His artifact pairing is a shark tooth sword. Sharks are culturally significant to the indigenous people of the Gilbert Islands, according to Rachel DeLovio M.S., Anthropology Collections Manager who selected the pairing. The inhabitants of the islands created shark tooth weapons, including daggers, swords, and lances – some of which measured up to 25 feet. The artifact selected is a four foot long shark tooth sword, which was owned by Dr. S. L. Lee, a Victorian-era collector from Carson City. 

Melissa Melero-Moose is a mixed media artist, as well as the founder of the Great Basin Native Artists art collective, and curator for its gallery at the Stewart Indian School Cultural Center and Museum in Carson City. Melero-Moose is a northern Paiute and currently lives in Hungry Valley. 

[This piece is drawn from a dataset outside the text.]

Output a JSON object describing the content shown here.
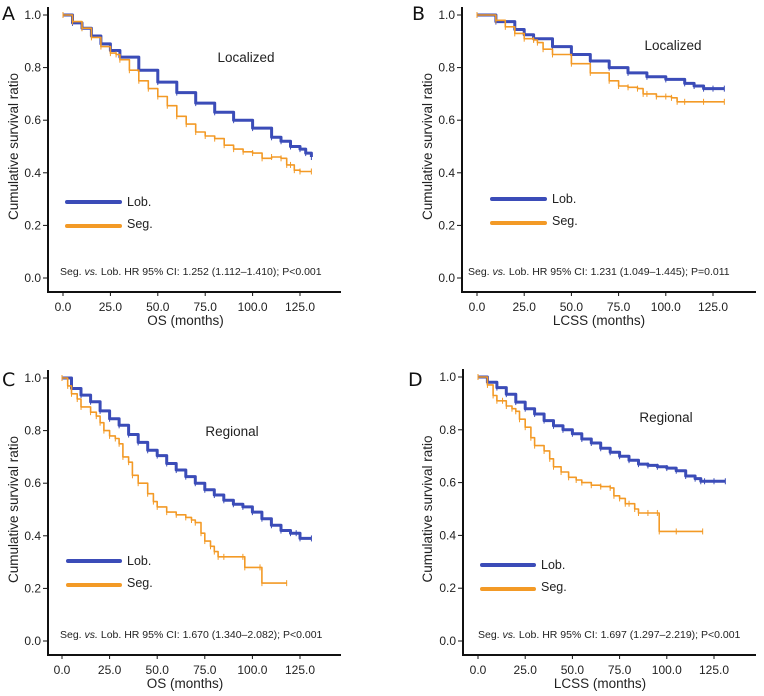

Her artifact pairing is a preserved scorpion. According to Dr. George Baumgardner, Curator of Natural History, who selected the pairing, while many people think Nevada deserts are “lifeless wastelands,” they are actually home to a diverse array of wildlife uniquely adapted to their environments. For example, Nevada is home to 3-inch-long scorpions, bats that eat scorpions, owls that nest in the ground, rodents that rarely drink water, and more. 

Items from the Nevada State Museum on display at the Nevada Governor's Mansion during the First Lady Presents reception Sept. 27, 2022 in Carson City. Pianist Angelo Monroy plays in the background. I
Items from the Nevada State Museum on display at the Nevada Governor’s Mansion during the First Lady Presents reception Sept. 27, 2022 in Carson City. Pianist Angelo Monroy plays in the background. Image: Kelsey Penrose / This Is Reno

Loretta Burden is a basket weaver, teacher, and multimedia sculptor as well as a member of the Great Basin Native Artists collective and the Great Basin Native Basket Weavers Association. Burden has consulted with the Clark County Museum to create one of its first Native American exhibitions, including a Native basketry exhibition at the Harry Reid International Airport. 

Her pairing is a willow vessel woven by Emma Jim Murphy, a Mono Lake Northern Paiute, who entered the basket in the 1925 Yosemite Indian Field Days basketry competition. Murphy was considered one of the most skilled Yosemite weavers, and the fineness of her stitching (33 stitches per inch) reflects her mastery of craft, according to Dr. Camp, who selected the pairing.